Mit einer 30-Stundenwoche – bei einer Viertagewoche ist der Effekt sowohl für Gesundheit, Belastung und Verhinderung von Entlassungen wesentlich größer und deshalb als neuer Standard anzustreben. Ein solcher Schritt kann zu vollem Erfolg werden, wenn alle Gewerkschaften für die Arbeitszeitverkürzung kämpfen und nicht nur eine einzelne Branche. Die IG Metall hat einen Stein ins Wasser geworfen und es ist an der Zeit, dass das Thema der Arbeitszeitverkürzung breit in die Gesellschaft, in alle Branchen und Betriebe getragen wird. Ein breites gesellschaftliches Bündnis für Arbeitszeitverkürzung ist notwendig, wenn der Kampf erfolgreich geführt werden soll.
Umfragen und Studien zeigen seit Jahren, dass Arbeitszeitverkürzung und Viertagewoche auf große Zustimmung bei den Beschäftigten stößt, nicht nur in Deutschland, sondern europaweit. So gibt es viele erfolgreiche Beispiele, Experimente und Vorhaben in anderen Ländern wie Island, Großbritannien, Spanien, Neuseeland, Ost-Tirol, Irland, Belgien und Japan mit diversen Arbeitszeitmodellen, die alle gut angenommen wurden und erfolgreich waren.
Das Kapital geht in die Gegenoffensive
Kaum ist das kleine Steinchen ins Wasser geworfen, bläst die Kapitalseite zur propagandistischen Gegenoffensive. Den ersten Aufschlag machte der Präsident der „Bundesvereinigung der Deutschen Arbeitgeberverbände“ (BDA), Rainer Dulger, Anfang Juni. „Deutschland muss die Ärmel wieder hochkrempeln. Mit niedriger Wochen- und Jahresarbeitszeit, verkürzter Lebensarbeitszeit und zugleich sehr hohen Lohnkosten werden wir Klimawandel, Demografie und Digitalisierung nicht bewältigen“, so Dulger gegenüber der „Bild“. Geht es nach ihm, dann müsste Deutschland sein „verstaubtes Arbeitsrecht flexibilisieren“. Er will die gesetzliche tägliche Höchstarbeitszeit am Liebsten gleich entsorgen.
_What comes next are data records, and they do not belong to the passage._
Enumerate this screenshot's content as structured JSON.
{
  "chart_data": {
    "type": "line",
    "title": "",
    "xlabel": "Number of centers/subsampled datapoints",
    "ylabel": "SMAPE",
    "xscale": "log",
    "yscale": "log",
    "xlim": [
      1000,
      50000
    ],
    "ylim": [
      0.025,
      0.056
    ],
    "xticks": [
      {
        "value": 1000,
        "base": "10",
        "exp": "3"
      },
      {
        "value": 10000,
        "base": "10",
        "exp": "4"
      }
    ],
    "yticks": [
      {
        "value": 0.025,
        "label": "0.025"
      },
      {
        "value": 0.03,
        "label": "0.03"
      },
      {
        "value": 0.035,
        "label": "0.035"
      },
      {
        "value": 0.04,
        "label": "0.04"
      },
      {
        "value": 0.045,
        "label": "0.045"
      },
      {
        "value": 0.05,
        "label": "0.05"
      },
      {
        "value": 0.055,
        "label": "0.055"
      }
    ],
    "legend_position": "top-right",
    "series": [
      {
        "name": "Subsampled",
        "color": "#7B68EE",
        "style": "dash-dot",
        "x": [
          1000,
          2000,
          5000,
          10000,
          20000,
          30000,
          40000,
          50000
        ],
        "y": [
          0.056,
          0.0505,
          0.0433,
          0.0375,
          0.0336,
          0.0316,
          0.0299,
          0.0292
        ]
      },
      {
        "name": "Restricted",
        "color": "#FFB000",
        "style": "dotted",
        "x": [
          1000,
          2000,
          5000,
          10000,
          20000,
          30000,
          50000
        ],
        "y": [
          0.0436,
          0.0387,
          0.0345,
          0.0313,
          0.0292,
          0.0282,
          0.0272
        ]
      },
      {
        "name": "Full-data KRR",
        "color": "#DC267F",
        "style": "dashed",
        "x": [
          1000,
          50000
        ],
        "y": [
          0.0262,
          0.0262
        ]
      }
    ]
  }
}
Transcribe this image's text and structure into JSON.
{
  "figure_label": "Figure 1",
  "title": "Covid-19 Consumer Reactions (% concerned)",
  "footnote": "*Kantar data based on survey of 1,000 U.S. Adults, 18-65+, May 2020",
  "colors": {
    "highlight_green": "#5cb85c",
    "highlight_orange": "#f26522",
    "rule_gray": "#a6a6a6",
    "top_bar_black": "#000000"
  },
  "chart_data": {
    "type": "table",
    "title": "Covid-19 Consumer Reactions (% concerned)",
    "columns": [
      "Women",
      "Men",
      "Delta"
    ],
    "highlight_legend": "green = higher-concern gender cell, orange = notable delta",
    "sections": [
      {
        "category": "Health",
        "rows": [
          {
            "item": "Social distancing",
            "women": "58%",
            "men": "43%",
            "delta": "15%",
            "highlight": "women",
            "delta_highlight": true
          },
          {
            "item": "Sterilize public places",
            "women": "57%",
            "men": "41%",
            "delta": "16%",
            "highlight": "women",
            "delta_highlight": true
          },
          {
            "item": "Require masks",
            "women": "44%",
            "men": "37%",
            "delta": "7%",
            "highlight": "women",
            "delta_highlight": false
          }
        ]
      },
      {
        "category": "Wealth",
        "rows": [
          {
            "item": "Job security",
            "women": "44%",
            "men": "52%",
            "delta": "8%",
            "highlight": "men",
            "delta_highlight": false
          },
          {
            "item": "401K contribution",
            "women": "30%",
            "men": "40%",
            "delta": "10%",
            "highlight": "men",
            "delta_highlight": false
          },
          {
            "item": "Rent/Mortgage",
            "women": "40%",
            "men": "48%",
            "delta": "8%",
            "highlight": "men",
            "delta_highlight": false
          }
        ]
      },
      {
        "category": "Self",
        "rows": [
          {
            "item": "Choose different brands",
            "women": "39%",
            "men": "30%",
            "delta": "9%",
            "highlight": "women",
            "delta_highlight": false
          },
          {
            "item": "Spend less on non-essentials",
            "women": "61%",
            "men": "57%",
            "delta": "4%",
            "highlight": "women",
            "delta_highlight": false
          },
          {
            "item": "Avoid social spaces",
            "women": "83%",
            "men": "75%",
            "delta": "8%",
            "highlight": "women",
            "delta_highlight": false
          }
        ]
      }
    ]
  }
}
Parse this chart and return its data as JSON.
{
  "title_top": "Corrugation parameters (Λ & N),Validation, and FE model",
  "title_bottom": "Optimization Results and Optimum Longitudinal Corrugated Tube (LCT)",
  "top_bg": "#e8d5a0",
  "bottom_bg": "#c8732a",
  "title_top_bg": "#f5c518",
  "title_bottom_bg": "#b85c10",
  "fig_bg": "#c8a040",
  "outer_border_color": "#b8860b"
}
Zeitgleich meldete sich Michael Hüther, Leiter des Instituts der deutschen Wirtschaft (IW), zu Wort. Er hält zwei Stunden Mehrarbeit pro Woche für angemessen. Als Totschlagargument muss mal wieder der „Fachkräftemangel“ herhalten.
Mit zwei Stunden pro Woche gibt sich Gesamtmetall aber nicht zufrieden. Die Kapitalisten der Stahl-, Metall- und Elektroindustrie wollen vier Stunden Mehrarbeit pro Woche. Dabei geht deren Verbandschef Stefan Wolf wie selbstverständlich nicht von der tariflich vereinbarten 35-Stunden-Woche aus. Stattdessen spricht er von durchschnittlich 38 Stunden pro Woche, die auf 42 erhöht werden. Also eigentlich eine Erhöhung um 7 Stunden.
Noch schrillere Töne hört man vom Mittelstand-Bundesverband BVMW. Deren Vorsitzender Markus Jerger fordert lautstark, dass weder Gewerkschaften noch der Staat unternehmerische Freiheiten immer weiter einschränken dürfen. Er will die Erhöhung der Wochenarbeitszeit direkt mit den Mitarbeitern vereinbaren. Weder Betriebsräte noch Gewerkschaften tauchen in seiner Welt als Verhandlungspartner auf.
Die Gewerkschaften müssen diese Angriffe auf Arbeitszeit und Arbeitsrecht entschieden zurückweisen.